What does a fear-erading mechanism consist of? “Extinction learning”: The gradual decline in response to the situation or data stimuli presented without enforcement and power. During the event shown, a new response is learned in order to replace the previous one. For example, a person may initially be afraid of spiders, but there will be a gradual decline in his negative response to the threat after learning that it is minimal.
Extinction Memory: The ability to remember the new reaction on top and instead of the previous old response without having to return each time to the reaction of the first encounter. This is how the person will feel again (but in the first place) comfortable next to spiders.
The study found that children who had an inherited mutation in CB1 receptors faced great difficulties in “shutting down” fears, learning positive responses and recalling the newly studied response. The researchers found no measurable changes between children who had suffered past trauma and those who did not. Everything “drained” into the hereditary mutation in CB1 receptors. What do these findings mean for anxiety-related disorders?
If children and/or adults express high levels of anxiety, it is not a choice or choice. The results of the study assume that the cause may be an inherited mutation. The current assumption is that trauma plays a major and important role in the development of anxiety disorders, or simply because of the hypersensitivity of some people to threatening situations. Instead of this assumption, the study suggests that people with anxiety disorders are afraid and anxious for hereditary reason. If Yale University’s research is repeated on a much larger scale, we may need to redefine the way we think about anxiety disorders because if anxiety disorders are closely related to a common hereditary mutation of CB1 receptors, this means changing the entire therapeutic approach to the disorder.
Phytokinbinoids, which mimic the action of the endocannabinoids we produce in our bodies, may be the new therapeutic way forward. Beyond proving the theory of hereditary mutation, researchers will be required to investigate further. For example – how cannabinoids affect normal CB1 receptors compared to those with the hereditary mutation. Some researchers in the field suggest that CBD could help people forget the trauma they have experienced, and the molecule may also help people suffering from endocannabinoid dysfunction that may be the basis for ongoing trauma. Some describe that in the future one of the therapeutic alternatives will be “cannabinoid therapy” – all after further research. The idea is that if the endocannabinoid system of the person is not functioning then that person does not derive from himself the (endo) cannabinoids required to restore the body to balance. Or, the body does produce enough cannabinoids, but because of an abnormal mutation of the endocannabinoid system itself, the action of cannabinoids does not affect the body.
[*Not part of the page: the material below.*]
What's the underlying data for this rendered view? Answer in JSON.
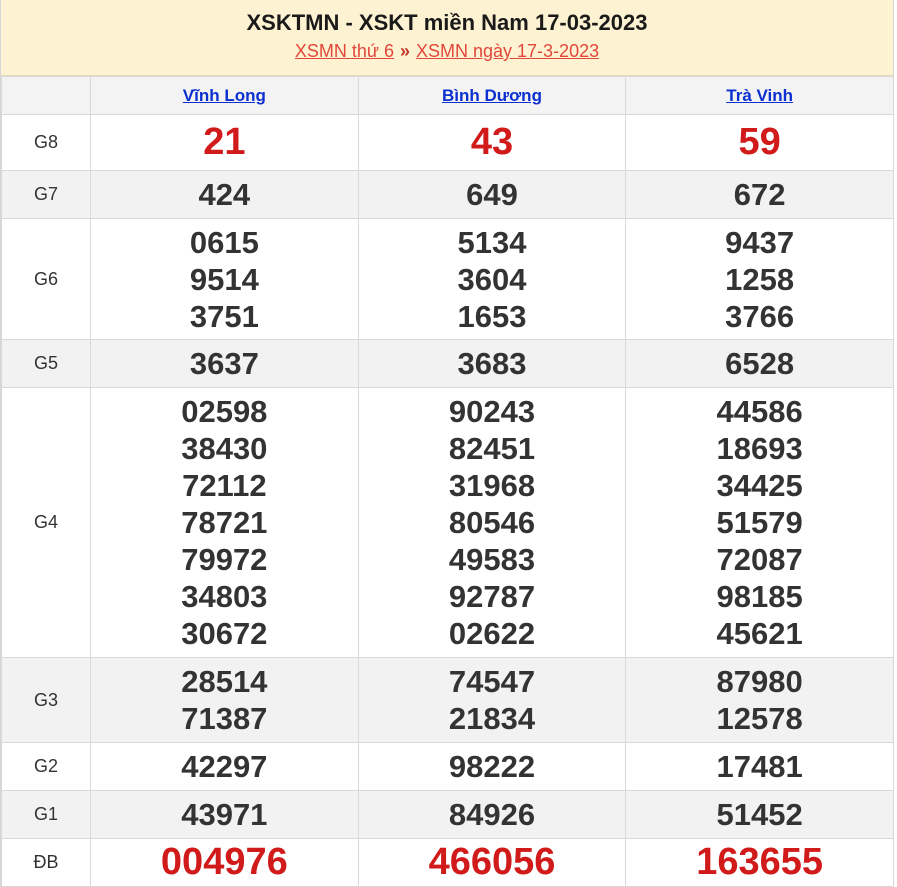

It may be possible in the future to bypass the status quo by adding the molecule that is missing from the brain – in the one that is in the plant.
It is important to remember that this is only an experimental study and it is probably far away today until a large-scale clinical study is conducted. Many of the professional concepts mentioned in the article can be found in our Glossary Of Concept
There is no doubt that one of the main reasons why people experience self-care in the CBD is anxiety, high mental stress and depression. It is hard to argue with a huge market that is growing in front of their eyes. At the same time, it is important to separate the situations and especially separate the component of anxiety mainly as the main component. It’s important to choose the right product. 2. In CBD products, there is a minimal amount of THC psychoactive molecule.
From the experience of many repeated responses from the consumers, it appears that for people who suffer from anxiety, this small amount is also influential and noticeable, and not necessarily for the better. That’s why we would first recommend experimenting with pure CBD (Essolited) products.